Фрэнк Хоулмен оказался очень ценным источником информации, и, когда
закончился срок командировки Большакова, этот контакт передали другому
офицеру ГРУ – Юрию
Гвоздеву.
В это время всесильному маршалу Жукову, который собирался с визитом в
Индию и Бирму, понадобился личный переводчик. Большаков, блестяще
знавший английский, оказался под рукой и был рекомендован министру. Так
вместо малоинтересной бумажной работы в ожидании следующей
"командировки" он попал в обойму приближенных к высшей власти.
Официально его должность называлась "офицер для особых поручений при
министре обороны СССР".
В течение двух лет, куда бы ни отправлялся маршал, Большаков всегда был
при нём. Надо сказать, что весьма несентиментальный Георгий Жуков, от
одного взгляда которого цепенели высшие военачальники страны, проявлял
по отношению к Большакову удивительно теплое, почти отеческое чувство.
Рассказывают, Большаков буквально царствовал в приемной своего патрона.

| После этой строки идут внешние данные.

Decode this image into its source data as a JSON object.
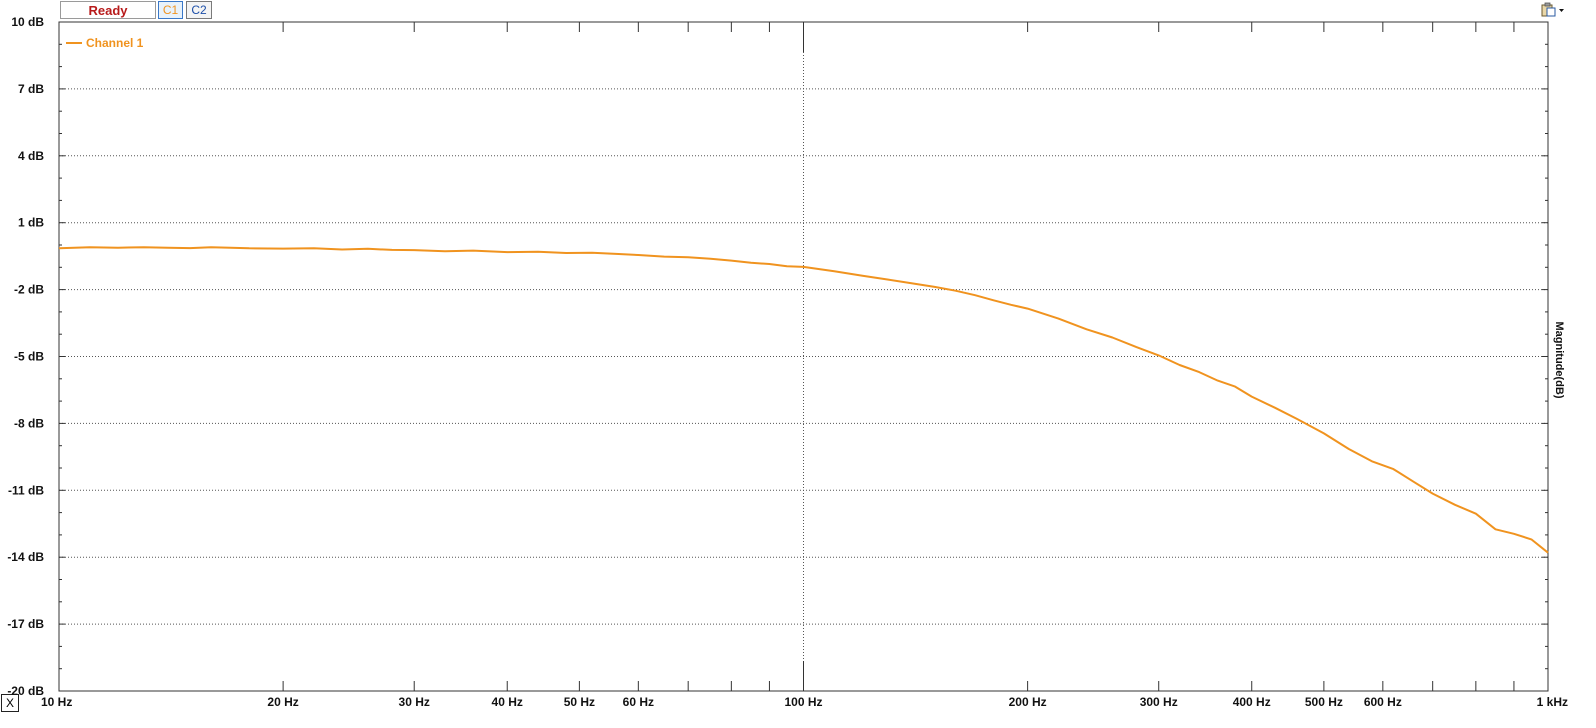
{
  "toolbar": {
    "status_label": "Ready",
    "channel1_label": "C1",
    "channel2_label": "C2",
    "close_label": "X"
  },
  "colors": {
    "series": "#f0931f",
    "status": "#b81b1b",
    "channel2": "#1d4fa8",
    "grid": "#555555"
  },
  "chart_data": {
    "type": "line",
    "title": "",
    "xlabel": "",
    "ylabel": "Magnitude(dB)",
    "x_scale": "log",
    "xlim": [
      10,
      1000
    ],
    "ylim": [
      -20,
      10
    ],
    "x_ticks": [
      {
        "value": 10,
        "label": "10 Hz"
      },
      {
        "value": 20,
        "label": "20 Hz"
      },
      {
        "value": 30,
        "label": "30 Hz"
      },
      {
        "value": 40,
        "label": "40 Hz"
      },
      {
        "value": 50,
        "label": "50 Hz"
      },
      {
        "value": 60,
        "label": "60 Hz"
      },
      {
        "value": 100,
        "label": "100 Hz"
      },
      {
        "value": 200,
        "label": "200 Hz"
      },
      {
        "value": 300,
        "label": "300 Hz"
      },
      {
        "value": 400,
        "label": "400 Hz"
      },
      {
        "value": 500,
        "label": "500 Hz"
      },
      {
        "value": 600,
        "label": "600 Hz"
      },
      {
        "value": 1000,
        "label": "1 kHz"
      }
    ],
    "y_ticks": [
      {
        "value": 10,
        "label": "10 dB"
      },
      {
        "value": 7,
        "label": "7 dB"
      },
      {
        "value": 4,
        "label": "4 dB"
      },
      {
        "value": 1,
        "label": "1 dB"
      },
      {
        "value": -2,
        "label": "-2 dB"
      },
      {
        "value": -5,
        "label": "-5 dB"
      },
      {
        "value": -8,
        "label": "-8 dB"
      },
      {
        "value": -11,
        "label": "-11 dB"
      },
      {
        "value": -14,
        "label": "-14 dB"
      },
      {
        "value": -17,
        "label": "-17 dB"
      },
      {
        "value": -20,
        "label": "-20 dB"
      }
    ],
    "grid": true,
    "legend_position": "top-left",
    "series": [
      {
        "name": "Channel 1",
        "color": "#f0931f",
        "x": [
          10,
          11,
          12,
          13,
          14,
          15,
          16,
          17,
          18,
          20,
          22,
          24,
          26,
          28,
          30,
          33,
          36,
          40,
          44,
          48,
          52,
          56,
          60,
          65,
          70,
          75,
          80,
          85,
          90,
          95,
          100,
          110,
          120,
          130,
          140,
          150,
          160,
          170,
          180,
          190,
          200,
          220,
          240,
          260,
          280,
          300,
          320,
          340,
          360,
          380,
          400,
          430,
          460,
          500,
          540,
          580,
          620,
          660,
          700,
          750,
          800,
          850,
          900,
          950,
          1000
        ],
        "y": [
          -0.15,
          -0.1,
          -0.12,
          -0.1,
          -0.12,
          -0.14,
          -0.1,
          -0.12,
          -0.15,
          -0.16,
          -0.15,
          -0.2,
          -0.17,
          -0.22,
          -0.23,
          -0.28,
          -0.25,
          -0.32,
          -0.3,
          -0.36,
          -0.35,
          -0.4,
          -0.45,
          -0.52,
          -0.55,
          -0.62,
          -0.7,
          -0.8,
          -0.85,
          -0.95,
          -0.98,
          -1.18,
          -1.38,
          -1.55,
          -1.72,
          -1.88,
          -2.05,
          -2.25,
          -2.48,
          -2.68,
          -2.85,
          -3.3,
          -3.78,
          -4.15,
          -4.58,
          -4.95,
          -5.38,
          -5.7,
          -6.08,
          -6.35,
          -6.8,
          -7.3,
          -7.8,
          -8.45,
          -9.15,
          -9.7,
          -10.05,
          -10.62,
          -11.15,
          -11.65,
          -12.05,
          -12.75,
          -12.95,
          -13.2,
          -13.8
        ]
      }
    ]
  }
}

Разумеется, у него появились большие связи в аппарате Кремля и вокруг
него: зять Хрущёва Алексей
Аджубей, один из руководителей
ТАСС Харламов
и другие известные в стране лица.
Но с утверждением Хрущёва в должности главы Советского государства
легендарный маршал попал в немилость. Настали черные дни и для
Большакова. В выписке из личного дела скупо отмечается: "1957–1959 –
старший офицер Главного разведывательного управления
Генерального
штаба". После приемной министра обороны – это прозябание. Испытав все
прелести положения любимца Жукова, Георгий Большаков познал и все
горечи, связанные с его опалой.
Но не зря заводил он связи – в конце 1959 года вновь едет в Вашингтон.
На этот раз как заместитель главного редактора журнала "Советский Союз",
издающегося на английском языке. В вашингтонской резидентуре ГРУ
полковник Большаков числится старшим оперативным офицером.
В конце 1960 года к власти в США пришел новый президент – Джон
Фицджералд Кеннеди. Для советской разведки наступила горячая пора. Ярый
ненавистник Советского Союза президент Эйзенхауэр больше не у дел. Но
как поведет себя его преемник? Именно разведка должна была дать ответ на
этот вопрос.
Кеннеди начал плохо. Унаследовав от прежней администрации кубинскую
проблему, он санкционировал попытку вторжения на Кубу контрреволюционных
сил в заливе Плайя-Хирон и потерпел унизительное поражение. Всего за два
дня ожесточенных боев от сил вторжения не осталось и следа. Да,
вторжение планировало и готовило правительство Эйзенхауэра, но
ответственность за провал легла на нового президента. Тяжелое наследие.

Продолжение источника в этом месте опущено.